The main immunodeficiency known as X-linked lymphoproliferative disease (XLP) is uncommon. Typically, those who are infected with the Epstein-Barr virus do not initially exhibit any symptoms of illness. Dysgammaglobulinaemia, lymphoma, and fulminant infectious mononucleosis are the most prevalent clinical symptoms. (Usually Bcell origin). The intracellular adaptor molecule SAP (Signaling Lymphocyte Activation Molecule (SLAM) related protein) is encoded by the SH2D1A gene, which is where XLP is brought on by mutations. The role of SAP is to regulate signal transduction pathways downstream of the SLAM family of surface receptors to control CD4+ T-cell (and consequently B-cell), CD8+ T cell, and NK cell function, as well as the development of NKT cells. SAP is primarily expressed in T-cells and NK cells. As a result, SAP mutations lead to immune system dysregulation, with flaws in both cellular and humoral defense. Here, we present two clinical cases of three individuals who presented with various XLP manifestations, including hypogammaglobulinemia, Burkitt lymphoma, and fulminant infectious mononucleosis.

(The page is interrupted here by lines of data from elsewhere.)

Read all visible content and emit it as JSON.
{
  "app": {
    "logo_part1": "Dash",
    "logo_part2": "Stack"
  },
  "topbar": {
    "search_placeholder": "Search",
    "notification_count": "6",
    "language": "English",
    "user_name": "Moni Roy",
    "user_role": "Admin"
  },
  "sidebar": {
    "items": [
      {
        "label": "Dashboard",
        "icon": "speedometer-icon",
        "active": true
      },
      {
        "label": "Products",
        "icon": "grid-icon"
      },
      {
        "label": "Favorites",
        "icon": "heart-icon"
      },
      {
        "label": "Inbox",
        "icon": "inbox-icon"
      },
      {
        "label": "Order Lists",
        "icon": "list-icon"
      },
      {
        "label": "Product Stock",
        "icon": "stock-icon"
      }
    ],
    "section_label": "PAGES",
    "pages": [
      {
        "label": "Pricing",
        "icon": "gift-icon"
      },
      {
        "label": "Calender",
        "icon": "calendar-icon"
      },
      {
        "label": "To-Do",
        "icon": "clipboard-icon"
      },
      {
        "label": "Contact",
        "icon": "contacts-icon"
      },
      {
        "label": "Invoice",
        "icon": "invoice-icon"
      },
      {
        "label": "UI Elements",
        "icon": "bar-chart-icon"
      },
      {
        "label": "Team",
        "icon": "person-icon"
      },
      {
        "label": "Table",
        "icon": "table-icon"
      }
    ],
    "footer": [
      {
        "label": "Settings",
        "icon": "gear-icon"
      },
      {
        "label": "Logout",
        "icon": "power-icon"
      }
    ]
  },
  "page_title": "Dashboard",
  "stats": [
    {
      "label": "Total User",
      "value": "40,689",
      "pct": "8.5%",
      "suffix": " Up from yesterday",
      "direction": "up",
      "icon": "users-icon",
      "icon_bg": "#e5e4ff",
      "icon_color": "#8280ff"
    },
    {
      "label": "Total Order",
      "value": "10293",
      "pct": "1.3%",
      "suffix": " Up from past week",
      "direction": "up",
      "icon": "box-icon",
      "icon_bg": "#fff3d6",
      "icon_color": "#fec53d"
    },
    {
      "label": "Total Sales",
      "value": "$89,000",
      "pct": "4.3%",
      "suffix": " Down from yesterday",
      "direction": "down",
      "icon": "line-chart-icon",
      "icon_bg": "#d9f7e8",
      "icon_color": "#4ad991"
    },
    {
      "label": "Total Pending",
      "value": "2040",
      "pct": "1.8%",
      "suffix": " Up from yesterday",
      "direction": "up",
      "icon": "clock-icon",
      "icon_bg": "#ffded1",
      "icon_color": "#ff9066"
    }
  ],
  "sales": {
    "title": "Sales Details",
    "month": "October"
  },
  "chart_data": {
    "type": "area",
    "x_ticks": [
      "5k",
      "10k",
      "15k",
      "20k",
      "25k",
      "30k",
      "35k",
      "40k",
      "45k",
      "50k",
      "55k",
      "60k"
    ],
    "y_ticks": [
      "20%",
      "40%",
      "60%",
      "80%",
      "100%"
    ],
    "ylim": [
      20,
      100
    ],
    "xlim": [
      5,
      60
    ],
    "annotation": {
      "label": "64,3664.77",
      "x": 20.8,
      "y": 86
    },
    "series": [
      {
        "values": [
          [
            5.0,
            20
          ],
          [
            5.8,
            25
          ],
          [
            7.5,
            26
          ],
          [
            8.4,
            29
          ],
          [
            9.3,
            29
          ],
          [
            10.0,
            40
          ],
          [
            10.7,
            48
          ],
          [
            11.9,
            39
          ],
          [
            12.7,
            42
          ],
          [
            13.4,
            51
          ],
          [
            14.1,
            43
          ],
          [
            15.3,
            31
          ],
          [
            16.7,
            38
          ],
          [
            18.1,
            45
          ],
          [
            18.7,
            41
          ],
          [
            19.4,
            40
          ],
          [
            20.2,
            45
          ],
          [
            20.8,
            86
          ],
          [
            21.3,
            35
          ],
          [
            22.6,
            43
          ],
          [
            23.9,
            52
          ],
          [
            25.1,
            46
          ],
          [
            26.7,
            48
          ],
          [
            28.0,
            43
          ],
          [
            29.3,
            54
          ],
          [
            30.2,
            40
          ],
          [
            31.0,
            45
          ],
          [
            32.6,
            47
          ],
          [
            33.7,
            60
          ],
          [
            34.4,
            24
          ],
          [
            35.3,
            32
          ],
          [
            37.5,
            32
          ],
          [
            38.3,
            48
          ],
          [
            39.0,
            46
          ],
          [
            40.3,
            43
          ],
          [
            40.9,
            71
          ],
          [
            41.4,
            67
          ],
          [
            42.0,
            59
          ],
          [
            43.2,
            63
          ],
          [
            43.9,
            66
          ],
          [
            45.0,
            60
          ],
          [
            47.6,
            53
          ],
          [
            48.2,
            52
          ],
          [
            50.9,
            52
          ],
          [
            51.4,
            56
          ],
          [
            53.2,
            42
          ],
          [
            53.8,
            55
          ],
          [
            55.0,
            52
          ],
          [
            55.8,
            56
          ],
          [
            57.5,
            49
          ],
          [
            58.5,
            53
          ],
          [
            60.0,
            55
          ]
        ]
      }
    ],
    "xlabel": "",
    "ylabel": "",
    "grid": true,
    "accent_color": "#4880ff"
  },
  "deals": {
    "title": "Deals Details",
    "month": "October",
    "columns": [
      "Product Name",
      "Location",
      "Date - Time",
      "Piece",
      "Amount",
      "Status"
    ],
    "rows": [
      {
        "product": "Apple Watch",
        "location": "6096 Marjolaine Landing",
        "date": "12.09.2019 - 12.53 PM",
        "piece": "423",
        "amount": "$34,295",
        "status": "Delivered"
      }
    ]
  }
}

The main immunodeficiency known as X-linked Lymphoproliferative disease (XLP) is uncommon. The intracellular adaptor molecule SAP (signaling lymphocyte activation molecule- (SLAM-) linked protein), which is encoded by the SH2D1A gene, is the cause. These result in immune dysregulation most frequently as a result of inefficient interactions between T-cells and NK cells and B-cells, the Epstein-Barr Virus (EBV), or other unknown antigenic triggers. Both humoral immunity (abnormal immunoglobulin levels and abnormal antibody reactions to infections and vaccinations) and cellular immunity (cytotoxic T lymphocyte and NK cell dysfunction leading to reduced cytokine production) are dysfunctional in XLP. Haemophagocytic Lympho Histiocytosis (HLH), dysgammaglobulinaemia, and lymphoma are the most typical clinical symptoms of XLP; however, aplastic anemia, vasculitis, chronic gastritis, and skin lesions have also been reported. The majority of patients, in spite of their underlying immunologic abnormalities, are symptom-free previous to presentation, and it is typically an EBV infection that sets off the clinical manifestations. This may be due to the virus B-cell tropism. EBV can cause B-cell and T-cell lymphomas, Hodgkin lymphoma, and Burkitt lymphoma in some populations, especially in immunocompromised individuals. After infection, EBV stays latent in B cells for the entirety of the patient's life.